As for how good the images are at the Hi-3 (ISO 102,400) setting, we were able to grab a few sample frames using one of the first production cameras at Photo East. In a nutshell, the overall image quality can be described as equal to the quality of images taken with the average point-and-shoot camera set to ISO 800, which is about 1/7th the sensitivity levels of the D3S's Hi-3 setting. The pictures are more than usable, and represent a huge leap of technological advancement for low-light shooters.
Nikon D3S @ ISO 102,400 (Hi-3)
Close-up @ 100%
Click to enlarge image
Nikon's latest update of its popular D3-series pro cameras is a serious picture-taking machine. Physically, the body, chassis, exterior panels and mirror box of the D3S are constructed from tough magnesium alloy, with an extensive system of gaskets, seals, and O-rings designed to prevent dust, weather and other intrusions from the outside world from gumming up the works. Like prior D3 series cameras, the D3S should undoubtedly feel solid in the hand with controls laid out intuitively, logically and ergonomically.

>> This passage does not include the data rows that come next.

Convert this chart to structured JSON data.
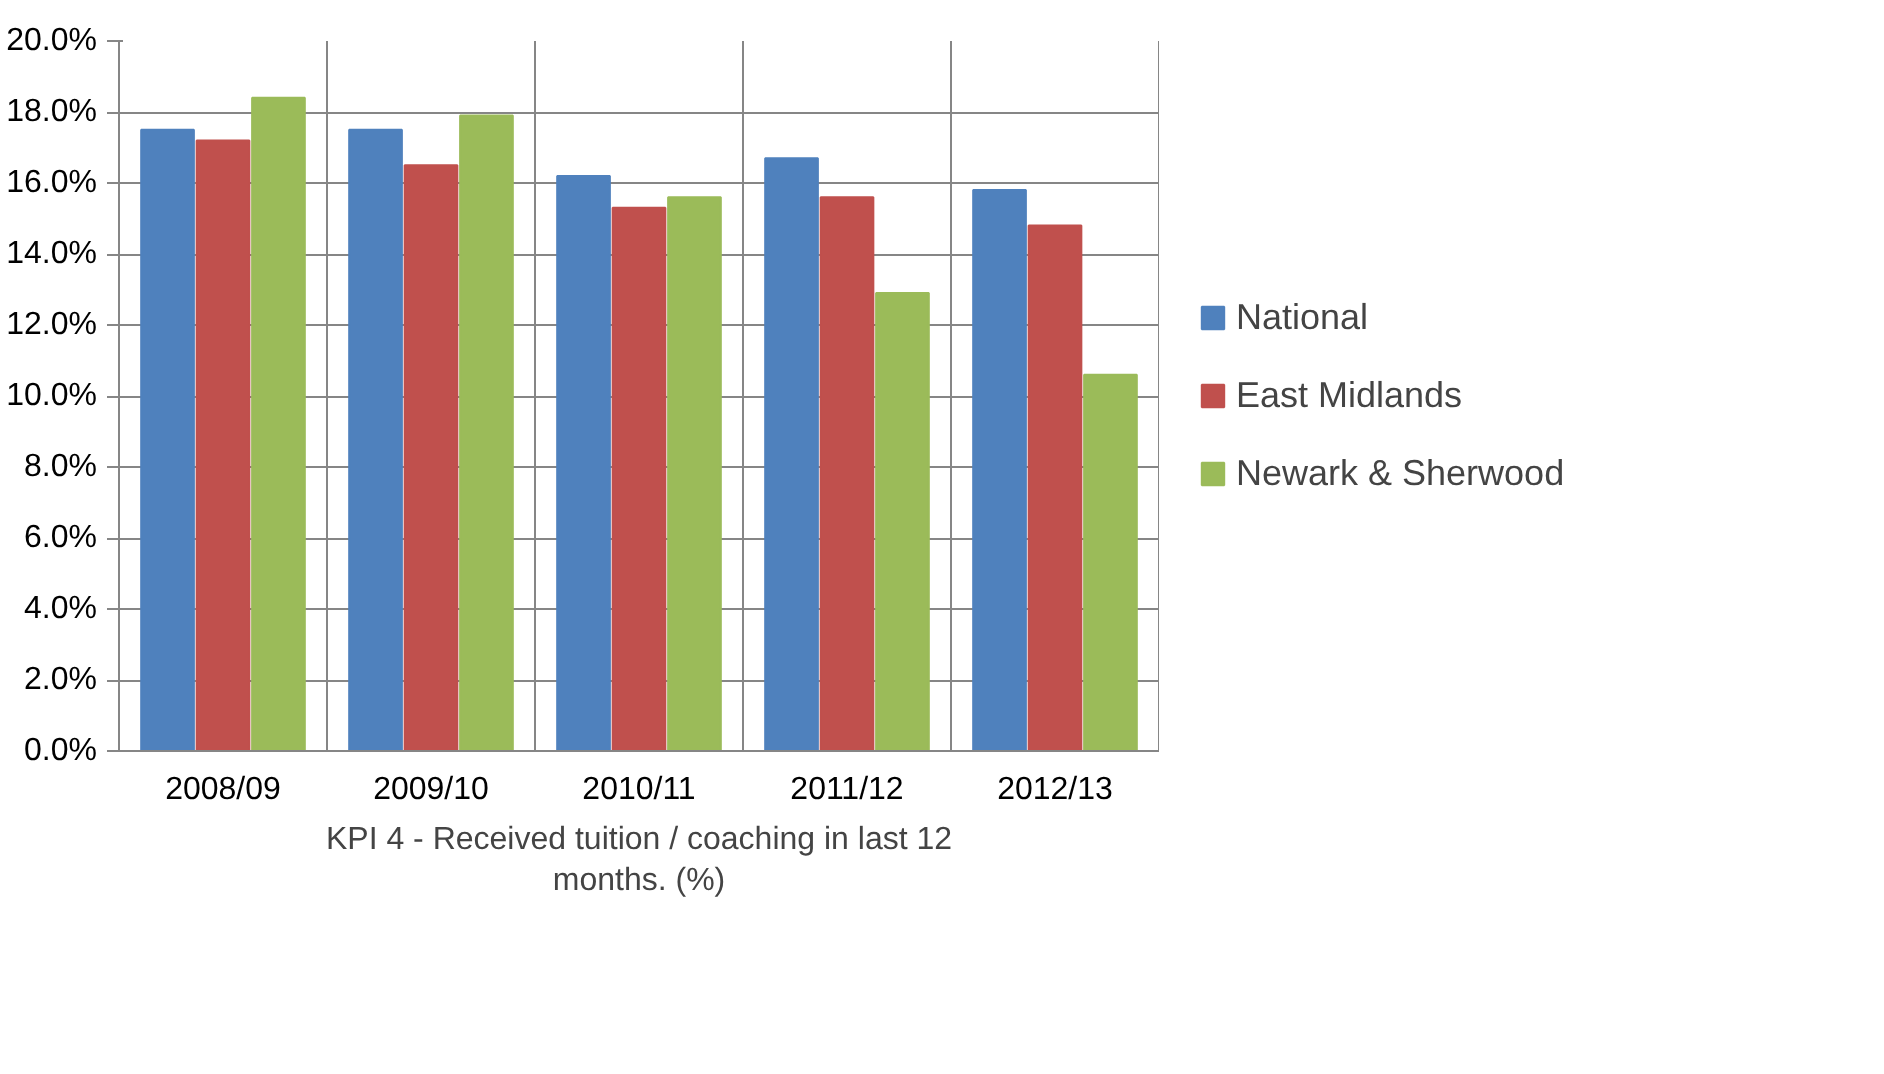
{
  "chart_data": {
    "type": "bar",
    "xlabel": "KPI 4 - Received tuition / coaching in last 12 months. (%)",
    "categories": [
      "2008/09",
      "2009/10",
      "2010/11",
      "2011/12",
      "2012/13"
    ],
    "series": [
      {
        "name": "National",
        "color": "#4f81bd",
        "values": [
          17.5,
          17.5,
          16.2,
          16.7,
          15.8
        ]
      },
      {
        "name": "East Midlands",
        "color": "#c0504d",
        "values": [
          17.2,
          16.5,
          15.3,
          15.6,
          14.8
        ]
      },
      {
        "name": "Newark & Sherwood",
        "color": "#9bbb59",
        "values": [
          18.4,
          17.9,
          15.6,
          12.9,
          10.6
        ]
      }
    ],
    "ylim": [
      0,
      20
    ],
    "yticks": [
      {
        "value": 0,
        "label": "0.0%"
      },
      {
        "value": 2,
        "label": "2.0%"
      },
      {
        "value": 4,
        "label": "4.0%"
      },
      {
        "value": 6,
        "label": "6.0%"
      },
      {
        "value": 8,
        "label": "8.0%"
      },
      {
        "value": 10,
        "label": "10.0%"
      },
      {
        "value": 12,
        "label": "12.0%"
      },
      {
        "value": 14,
        "label": "14.0%"
      },
      {
        "value": 16,
        "label": "16.0%"
      },
      {
        "value": 18,
        "label": "18.0%"
      },
      {
        "value": 20,
        "label": "20.0%"
      }
    ],
    "grid": "y",
    "legend": "right"
  }
}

The D3S's optical viewing system affords you 100% of the image area and displays key exposure data clearly and legibly. You also have the option of composing images using the camera's 3-inch, 920,000-dot LCD screen courtesy of the camera's Live View function, which can be optimized for tripod or handheld shooting. As with other video-capable DSLRs, the D3S's high-res LCD serves as the camera's sole means of composing and editing video. The LCD also features an Electronic Virtual Horizon mode, which makes leveling the camera a cakewalk.
To better maintain shadow and highlight details when shooting in contrasty lighting conditions, the D3S features five levels of Nikon D-Lighting, which can be modified to match the demands of each of the current lighting conditions. D-Movie accomplishes the same when shooting video.
Other video-related tricks the D3S can perform include in-camera trimming that allows you to choose starting and stopping points for easier, time-efficient image transfer. You can also save select video frames as JPEGs for print and Web applications. Sound is recorded in monaural or stereo using an (optional) boom or shoe-mounted microphone, which can be connected via the camera's 3.5 mm stereo jack.
Speaking of sound, the D3S features a "Q" Quiet Shutter Release mode that dampens mirror noise when shooting in theaters and other sound-sensitive environments. To keep things flowing smoothly, dual CF card slots allow for longer break-free shooting, as well as the ability to "ping-pong"' between cards as they fill up, record JPEGs and RAW files separately, or perform automatic in-camera backups as you shoot.
The Nikon D3S is optimized for use with all Nikon Type G, D and AF-S optics, as well as older Nikkor optics, with various limitations in the auto exposure and/or autofocus department. When DX-format optics are mounted to the D3S, a mask automatically darkens the edges of the screen display to highlight the reduced (APS-C 1.5x) image size. Pixels located outside of the DX image field are also turned off to save power, not to mention increasing the camera's flat-out burst rate from 9 to 11 frames per second.
Other features that make the D3S a pro quality imaging machine include Nikon's renowned (and deadly accurate) 1005-pixel 3D Color Matrix II metering system, a quick-as-heck 51-point (including 15 cross-type sensors) Multi-CAM 3500FX autofocus system, a huge image buffer (up to 48 RAW or 130 large JPEGs), and up to 4200 exposures per battery charge.